Josef Bacik Jan. 21, 2020, 4:51 p.m. UTC
This series is to address a few issues with the fixup worker we hit in
production.

The first of this is a resend of

  Btrfs: keep pages dirty when using

I've cleaned this up based on the feedback and added a bunch more comments to
make it clear what is happening and why we're doing it.

The next patch is a cleanup that is made possible by the previous patch, again
to clear up the fixup workers job.

  btrfs: drop the -EBUSY case in __extent_writepage_io

And finally the deadlock fix that I submitted earlier.  I noticed while trying
to backport this onto our kernel that we had changed the error case with the
above patch from Chris, and actually we really, really need Chris's fix as well.
There is also a change in the error handling from v1 where we now set the page
error properly but only once we've locked the page and verified we're still
responsible for COW'ing the page.  Thanks,

Josef

Comments

David Sterba Jan. 29, 2020, 3:11 p.m.

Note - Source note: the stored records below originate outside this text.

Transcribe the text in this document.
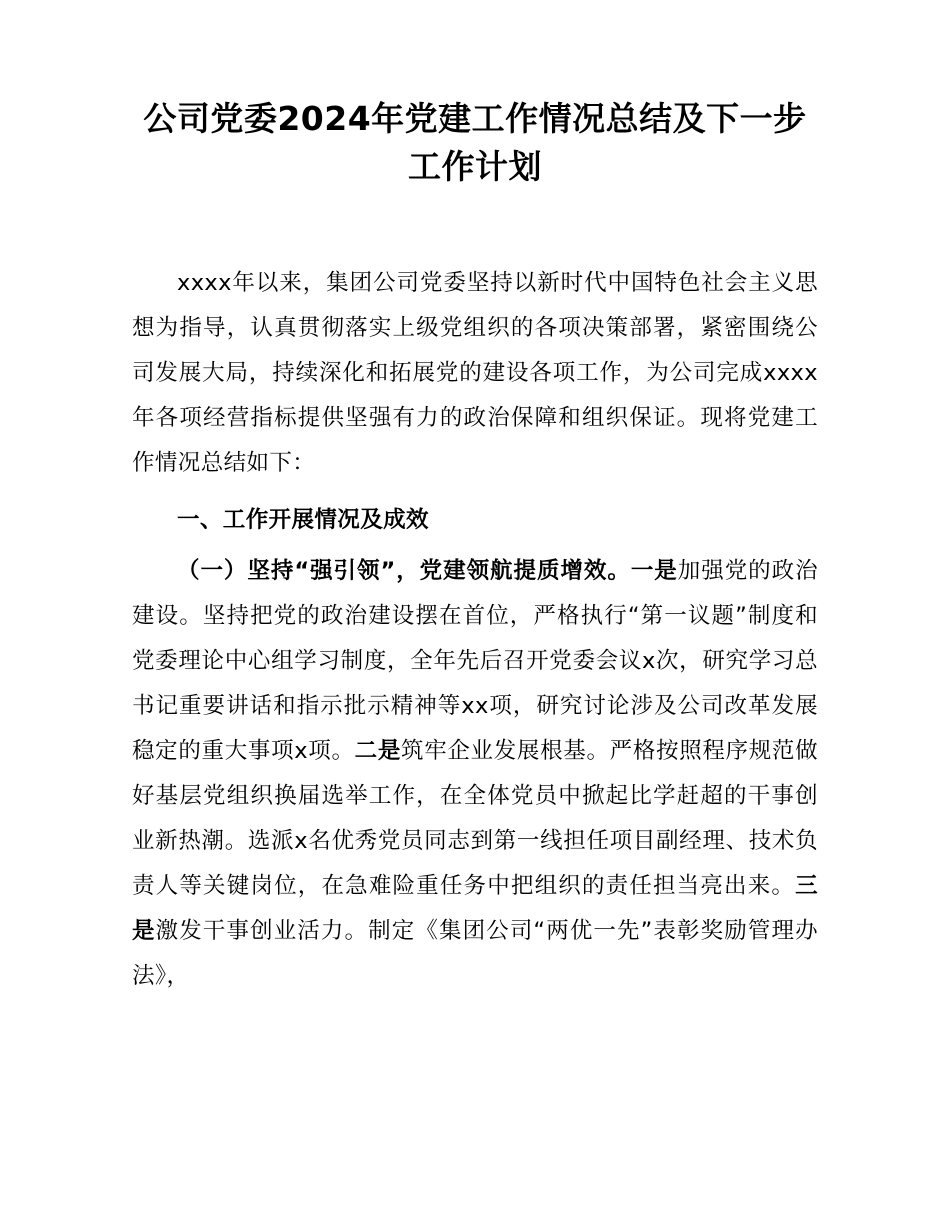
公司党委2024年党建工作情况总结及下一步工作计划

xxxx年以来，集团公司党委坚持以新时代中国特色社会主义思想为指导，认真贯彻落实上级党组织的各项决策部署，紧密围绕公司发展大局，持续深化和拓展党的建设各项工作，为公司完成xxxx年各项经营指标提供坚强有力的政治保障和组织保证。现将党建工作情况总结如下：

一、工作开展情况及成效

（一）坚持“强引领”，党建领航提质增效。一是加强党的政治建设。坚持把党的政治建设摆在首位，严格执行“第一议题”制度和党委理论中心组学习制度，全年先后召开党委会议x次，研究学习总书记重要讲话和指示批示精神等xx项，研究讨论涉及公司改革发展稳定的重大事项x项。二是筑牢企业发展根基。严格按照程序规范做好基层党组织换届选举工作，在全体党员中掀起比学赶超的干事创业新热潮。选派x名优秀党员同志到第一线担任项目副经理、技术负责人等关键岗位，在急难险重任务中把组织的责任担当亮出来。三是激发干事创业活力。制定《集团公司“两优一先”表彰奖励管理办法》，
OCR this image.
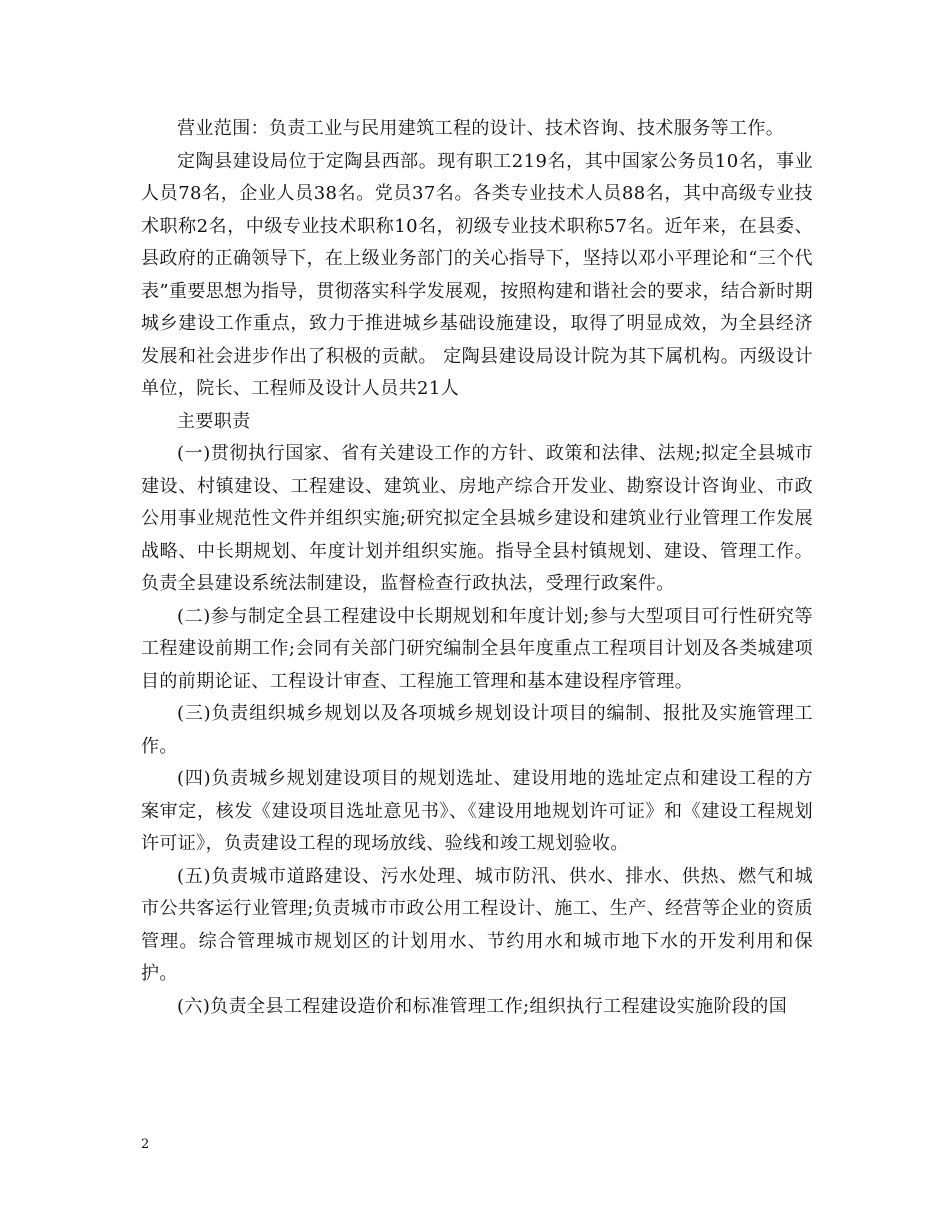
营业范围：负责工业与民用建筑工程的设计、技术咨询、技术服务等工作。

定陶县建设局位于定陶县西部。现有职工219名，其中国家公务员10名，事业人员78名，企业人员38名。党员37名。各类专业技术人员88名，其中高级专业技术职称2名，中级专业技术职称10名，初级专业技术职称57名。近年来，在县委、县政府的正确领导下，在上级业务部门的关心指导下，坚持以邓小平理论和“三个代表”重要思想为指导，贯彻落实科学发展观，按照构建和谐社会的要求，结合新时期城乡建设工作重点，致力于推进城乡基础设施建设，取得了明显成效，为全县经济发展和社会进步作出了积极的贡献。 定陶县建设局设计院为其下属机构。丙级设计单位，院长、工程师及设计人员共21人

主要职责

(一)贯彻执行国家、省有关建设工作的方针、政策和法律、法规;拟定全县城市建设、村镇建设、工程建设、建筑业、房地产综合开发业、勘察设计咨询业、市政公用事业规范性文件并组织实施;研究拟定全县城乡建设和建筑业行业管理工作发展战略、中长期规划、年度计划并组织实施。指导全县村镇规划、建设、管理工作。负责全县建设系统法制建设，监督检查行政执法，受理行政案件。

(二)参与制定全县工程建设中长期规划和年度计划;参与大型项目可行性研究等工程建设前期工作;会同有关部门研究编制全县年度重点工程项目计划及各类城建项目的前期论证、工程设计审查、工程施工管理和基本建设程序管理。

(三)负责组织城乡规划以及各项城乡规划设计项目的编制、报批及实施管理工作。

(四)负责城乡规划建设项目的规划选址、建设用地的选址定点和建设工程的方案审定，核发《建设项目选址意见书》、《建设用地规划许可证》和《建设工程规划许可证》，负责建设工程的现场放线、验线和竣工规划验收。

(五)负责城市道路建设、污水处理、城市防汛、供水、排水、供热、燃气和城市公共客运行业管理;负责城市市政公用工程设计、施工、生产、经营等企业的资质管理。综合管理城市规划区的计划用水、节约用水和城市地下水的开发利用和保护。

(六)负责全县工程建设造价和标准管理工作;组织执行工程建设实施阶段的国

2
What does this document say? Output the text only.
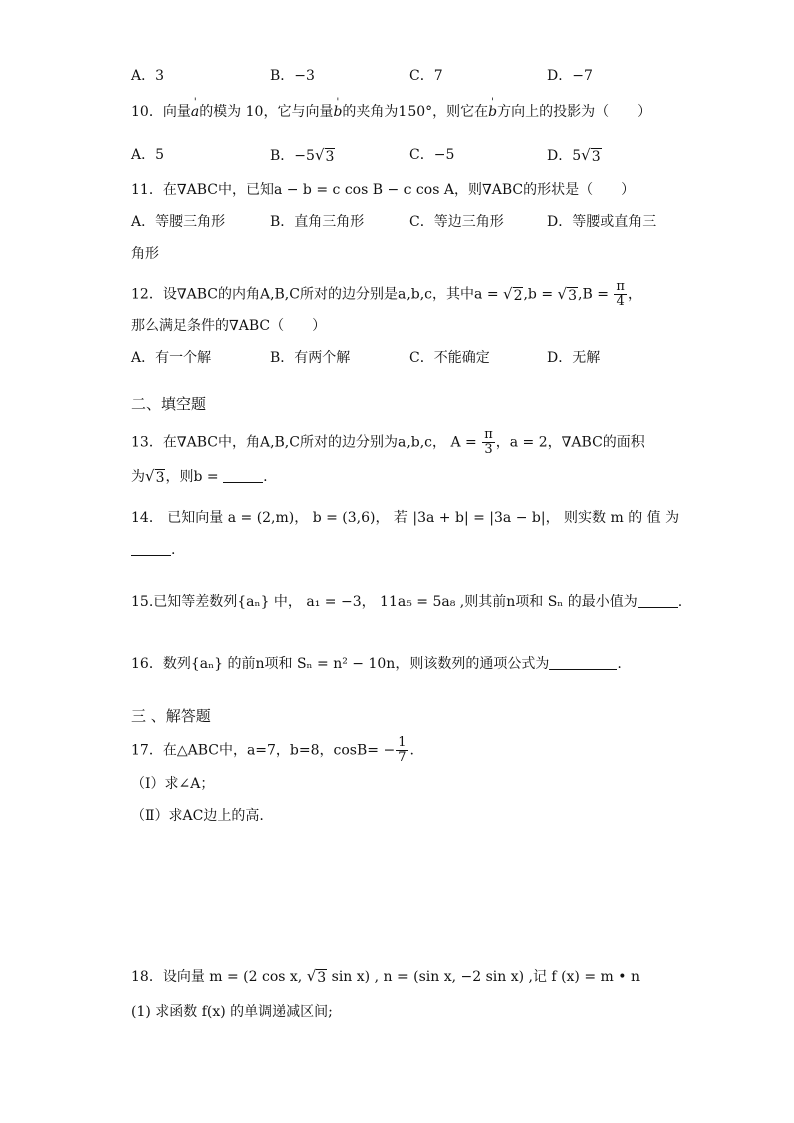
A．3	B．−3	C．7	D．−7
10．向量' a的模为 10，它与向量' b的夹角为150°，则它在' b方向上的投影为（　　）
A．5	B．−5 √ 3	C．−5	D．5 √ 3
11．在∇ABC中，已知a − b = c cos B − c cos A，则∇ABC的形状是（　　）
A．等腰三角形	B．直角三角形	C．等边三角形	D．等腰或直角三
角形
12．设∇ABC的内角A,B,C所对的边分别是a,b,c，其中a = √ 2 ,b = √ 3 $,B = \frac{\pi}{4}$ ，
那么满足条件的∇ABC（　　）
A．有一个解	B．有两个解	C．不能确定	D．无解
二、填空题
13．在∇ABC中，角A,B,C所对的边分别为a,b,c， $A = \frac{\pi}{3}$ ，a = 2，∇ABC的面积
为 √ 3 ，则b =	.
14． 已知向量 a = (2,m)， b = (3,6)， 若 |3a + b| = |3a − b|， 则实数 m 的 值 为
.
15.已知等差数列{aₙ} 中， a₁ = −3， 11a₅ = 5a₈ ,则其前n项和 Sₙ 的最小值为	.
16．数列{aₙ} 的前n项和 Sₙ = n² − 10n，则该数列的通项公式为	.
三 、解答题
17．在△ABC中，a=7，b=8，$\cos B= - \frac{1}{7}$ .
（Ⅰ）求∠A；
（Ⅱ）求AC边上的高.
18．设向量 m = (2 cos x, √ 3 sin x) , n = (sin x, −2 sin x) ,记 f (x) = m • n
(1) 求函数 f(x) 的单调递减区间;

UTC | #1
On Tue, Jan 21, 2020 at 11:51:41AM -0500, Josef Bacik wrote:
> This series is to address a few issues with the fixup worker we hit in
> production.
> 
> The first of this is a resend of
> 
>   Btrfs: keep pages dirty when using
> 
> I've cleaned this up based on the feedback and added a bunch more comments to
> make it clear what is happening and why we're doing it.
> 
> The next patch is a cleanup that is made possible by the previous patch, again
> to clear up the fixup workers job.
> 
>   btrfs: drop the -EBUSY case in __extent_writepage_io
> 
> And finally the deadlock fix that I submitted earlier.  I noticed while trying
> to backport this onto our kernel that we had changed the error case with the
> above patch from Chris, and actually we really, really need Chris's fix as well.
> There is also a change in the error handling from v1 where we now set the page
> error properly but only once we've locked the page and verified we're still
> responsible for COW'ing the page.  Thanks,

Reviewed-by: David Sterba <dsterba@suse.com>

Very tricky stuff that fixup worker, it's like the worst present a
filesystem can get from memory management.

Estimated Merge target is 5.6, post rc1 so we have enough time for
testing. It'll appear either in misc-next or for-next.